Combined tasks #1104

lembergerth · 2020-07-22T17:00:53Z

Description of tasks

New benchmark tasks that are a combination of existing benchmark tasks.

Each benchmark task in this directory is created from two other tasks
of other categories, according to the following pattern:

/* definitions of Task 1 ... */
int main1() { /* main-method of Task 1 ... */ }
/* definitions of Task 2 ... */
int main2() { /* main-method of Task 2 ... */ }

int main() {
  if (__VERIFIER_nondet_int()) {
    main1();
  } else {
    main2();
  }

Definitions are renamed to avoid conflicts, if necessary.

This construction leads to programs with independent program parts.

The name of each benchmark task reveals its origin:
All task names are created by the pattern ${TASK_1}+${TASK_2}.

Open Issue: Licensing

I'm not sure about how to license these tasks.
Some of the tasks that we used are part of sv-benchmarks, but do not have a separate license in their corresponding directory.
For now, I have written a LICENSE.txt that coarsely references the original licenses (if present),
but I don't think this is good enough.

I'd be happy about any constructive input on this matter.

Checklist

programs added to new and appropriately named directory
license present and acceptable (either in separate file or as comment at beginning of program)
contributed-by present (either in README file or as comment at beginning of program)
programs added to a .set file of an existing category, or new sub-category established (if justified)
intended property matches the corresponding .prp file
programs and expected answer added to a .yml file according to task definitions

architecture (32 bit vs. 64 bit) matches the corresponding .cfg file
original sources present
preprocessed files present
preprocessed files generated with correct architecture
Makefile added with correct content and without overly broad suppression of warnings

PhilippWendler · 2020-07-23T05:52:08Z

Yes, the licensing should be properly handled.

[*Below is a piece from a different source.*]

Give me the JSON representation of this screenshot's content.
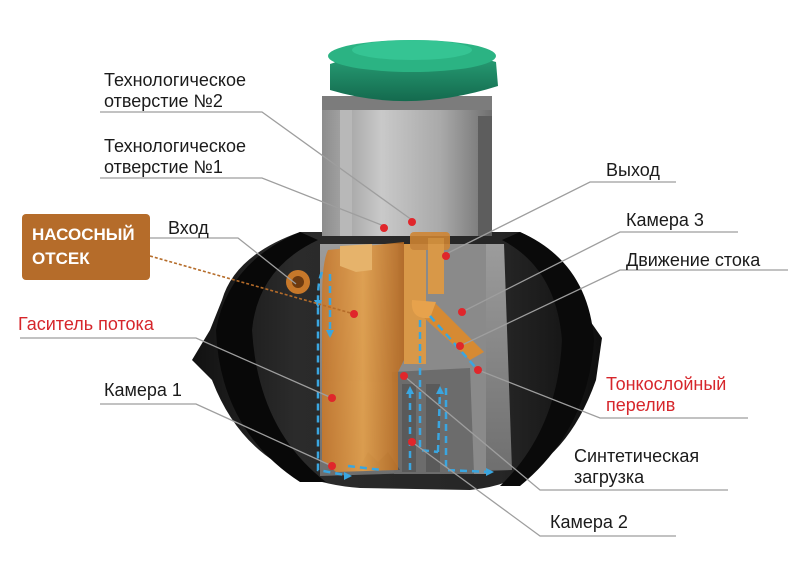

The best and easiest way to do this would be to decide on #1099, add machine-readable (REUSE-style) license headers to all relevant source files, and adjust your tool that constructs the combined programs such that it puts the union of all such headers from the input files in to the output files.

PhilippWendler · 2020-10-27T19:06:31Z

Now that #1099 is closed to getting merged: For which directories would you need REUSE-style license declarations in order to be able to update this PR?

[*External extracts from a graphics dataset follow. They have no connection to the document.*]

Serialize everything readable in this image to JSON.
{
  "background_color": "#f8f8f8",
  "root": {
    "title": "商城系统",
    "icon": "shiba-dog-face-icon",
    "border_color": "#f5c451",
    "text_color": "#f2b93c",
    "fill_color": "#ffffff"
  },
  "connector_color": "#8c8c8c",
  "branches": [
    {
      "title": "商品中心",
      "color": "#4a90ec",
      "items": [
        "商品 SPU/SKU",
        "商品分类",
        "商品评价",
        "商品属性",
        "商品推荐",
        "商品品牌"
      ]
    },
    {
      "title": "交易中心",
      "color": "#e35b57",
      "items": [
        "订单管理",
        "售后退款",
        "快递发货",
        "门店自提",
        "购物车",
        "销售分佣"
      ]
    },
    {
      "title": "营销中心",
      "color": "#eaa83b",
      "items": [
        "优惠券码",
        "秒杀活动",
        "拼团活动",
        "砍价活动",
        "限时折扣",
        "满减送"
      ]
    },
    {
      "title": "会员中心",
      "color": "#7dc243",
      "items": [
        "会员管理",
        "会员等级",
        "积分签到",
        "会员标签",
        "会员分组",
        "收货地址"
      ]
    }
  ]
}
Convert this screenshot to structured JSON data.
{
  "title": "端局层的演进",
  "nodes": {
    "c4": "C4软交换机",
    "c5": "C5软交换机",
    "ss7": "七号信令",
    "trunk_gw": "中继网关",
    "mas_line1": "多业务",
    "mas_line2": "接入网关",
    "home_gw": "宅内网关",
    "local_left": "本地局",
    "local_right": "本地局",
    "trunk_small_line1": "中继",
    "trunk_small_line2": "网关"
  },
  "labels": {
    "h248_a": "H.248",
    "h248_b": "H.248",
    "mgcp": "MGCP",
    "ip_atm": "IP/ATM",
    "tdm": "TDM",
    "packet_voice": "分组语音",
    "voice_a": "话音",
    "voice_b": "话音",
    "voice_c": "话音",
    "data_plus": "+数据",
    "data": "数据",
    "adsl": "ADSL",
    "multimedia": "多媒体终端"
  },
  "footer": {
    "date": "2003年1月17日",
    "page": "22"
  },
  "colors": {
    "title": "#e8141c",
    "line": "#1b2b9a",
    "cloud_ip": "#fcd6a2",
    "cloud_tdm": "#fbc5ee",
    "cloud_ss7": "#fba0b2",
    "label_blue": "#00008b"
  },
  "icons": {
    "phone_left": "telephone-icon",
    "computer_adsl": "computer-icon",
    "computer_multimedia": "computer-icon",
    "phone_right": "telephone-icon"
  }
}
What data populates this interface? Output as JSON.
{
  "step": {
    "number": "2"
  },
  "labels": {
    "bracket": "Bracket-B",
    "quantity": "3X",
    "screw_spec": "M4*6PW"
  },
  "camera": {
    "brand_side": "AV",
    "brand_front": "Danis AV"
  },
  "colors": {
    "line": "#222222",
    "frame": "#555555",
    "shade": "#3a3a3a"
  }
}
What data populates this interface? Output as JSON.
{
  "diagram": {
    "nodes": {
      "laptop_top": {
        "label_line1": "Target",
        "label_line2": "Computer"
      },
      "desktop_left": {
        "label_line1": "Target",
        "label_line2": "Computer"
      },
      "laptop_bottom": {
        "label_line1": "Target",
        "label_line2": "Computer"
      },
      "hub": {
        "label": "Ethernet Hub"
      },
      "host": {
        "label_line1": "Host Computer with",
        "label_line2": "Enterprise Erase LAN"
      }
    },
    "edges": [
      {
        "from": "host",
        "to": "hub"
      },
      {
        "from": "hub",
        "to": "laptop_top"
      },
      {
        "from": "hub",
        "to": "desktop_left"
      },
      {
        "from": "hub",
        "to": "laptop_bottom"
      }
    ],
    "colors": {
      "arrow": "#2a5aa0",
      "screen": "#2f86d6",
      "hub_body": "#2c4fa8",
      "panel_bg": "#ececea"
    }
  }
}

After we have this list we can maybe split the workload over a few people. For some directories the task of adding license headers might be a lot of work, but then we could leave programs from these directories out for a first round of combined tasks.

lembergerth · 2020-10-28T07:21:36Z

Thanks for following up on this.

We have the following pairs:

systemc/pc_sfifo*, systemc/token_ring*
systemc/token_ring*, eca-rers2012/Problem05_label4*
eca-rers2012/Problem12_label0*, seq-mthreaded/pals_lcr.*
bitvector/gcd_*, floats-cdfpl/newton_*
floats-cdfpl/square*, bitvector/soft_float_*

So directory-wise, we need systemc/, eca-rers2012/, seq-mthreaded/, bitvector/, and floats-cdfpl/

PhilippWendler · 2020-10-28T07:34:04Z

Oh, that's a problem. For both systemc and bitvector we still do not know the license (cf. #165), so if we want to do this correctly and add new these new tasks only if there license is clear in order to avoid more work in the future, we would have to ping the original submitters of these tasks first and ask for a license.

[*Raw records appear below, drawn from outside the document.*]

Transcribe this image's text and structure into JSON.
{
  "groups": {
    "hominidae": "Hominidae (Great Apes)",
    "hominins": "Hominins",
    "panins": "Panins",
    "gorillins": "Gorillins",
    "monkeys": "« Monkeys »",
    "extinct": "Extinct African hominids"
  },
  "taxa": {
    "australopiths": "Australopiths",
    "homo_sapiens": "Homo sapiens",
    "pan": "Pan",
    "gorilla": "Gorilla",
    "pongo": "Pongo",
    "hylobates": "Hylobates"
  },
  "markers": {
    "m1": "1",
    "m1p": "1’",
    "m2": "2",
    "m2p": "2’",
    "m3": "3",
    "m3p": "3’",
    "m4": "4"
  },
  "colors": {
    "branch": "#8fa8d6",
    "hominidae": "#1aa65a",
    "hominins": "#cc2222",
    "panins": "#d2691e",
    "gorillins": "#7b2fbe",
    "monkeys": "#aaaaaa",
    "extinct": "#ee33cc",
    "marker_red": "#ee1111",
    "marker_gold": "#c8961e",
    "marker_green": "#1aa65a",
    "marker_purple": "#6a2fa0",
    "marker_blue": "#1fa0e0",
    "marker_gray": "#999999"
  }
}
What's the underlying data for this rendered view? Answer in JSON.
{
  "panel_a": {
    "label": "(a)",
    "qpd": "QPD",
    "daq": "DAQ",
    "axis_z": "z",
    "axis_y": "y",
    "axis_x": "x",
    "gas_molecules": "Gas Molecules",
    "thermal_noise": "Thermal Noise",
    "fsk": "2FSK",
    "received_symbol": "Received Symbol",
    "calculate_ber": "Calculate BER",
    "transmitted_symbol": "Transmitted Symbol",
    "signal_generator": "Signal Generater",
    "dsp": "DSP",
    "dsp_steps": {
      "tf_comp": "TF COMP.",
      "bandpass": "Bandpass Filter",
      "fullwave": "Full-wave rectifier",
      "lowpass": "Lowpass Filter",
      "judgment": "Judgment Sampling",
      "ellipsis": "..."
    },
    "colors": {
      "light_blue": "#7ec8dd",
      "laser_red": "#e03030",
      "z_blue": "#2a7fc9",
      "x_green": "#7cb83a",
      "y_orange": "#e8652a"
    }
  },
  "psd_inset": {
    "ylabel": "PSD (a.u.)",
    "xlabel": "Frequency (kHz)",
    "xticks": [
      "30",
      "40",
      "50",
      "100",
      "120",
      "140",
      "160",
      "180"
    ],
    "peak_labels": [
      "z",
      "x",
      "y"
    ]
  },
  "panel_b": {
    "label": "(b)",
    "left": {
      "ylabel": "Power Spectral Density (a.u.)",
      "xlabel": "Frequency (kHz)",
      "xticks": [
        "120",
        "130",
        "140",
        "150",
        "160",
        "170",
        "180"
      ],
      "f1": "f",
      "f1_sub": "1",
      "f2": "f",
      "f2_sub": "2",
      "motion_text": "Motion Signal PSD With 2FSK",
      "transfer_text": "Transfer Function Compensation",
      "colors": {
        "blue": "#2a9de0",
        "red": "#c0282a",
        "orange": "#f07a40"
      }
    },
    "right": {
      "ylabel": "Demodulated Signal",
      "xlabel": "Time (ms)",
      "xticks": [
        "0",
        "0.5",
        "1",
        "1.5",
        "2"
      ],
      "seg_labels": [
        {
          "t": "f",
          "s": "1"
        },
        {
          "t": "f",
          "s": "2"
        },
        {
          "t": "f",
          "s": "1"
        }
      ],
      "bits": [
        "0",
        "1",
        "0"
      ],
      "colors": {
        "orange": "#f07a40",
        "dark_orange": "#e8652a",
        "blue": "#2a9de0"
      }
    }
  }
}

lembergerth · 2020-10-28T08:51:01Z

What about eca-rers2012/Problem12_label0*, seq-mthreaded/pals_lcr.*?
Is that pair easy?

We could try to get these merged for SV-COMP'21 and postpone the others.

PhilippWendler · 2020-10-28T08:56:08Z

Right, I overlooked this pair. This seems doable.

All ECA programs should be easy, because I think there were never any cases where other people added tasks to their directories or so, so we can assume they are all from the same source.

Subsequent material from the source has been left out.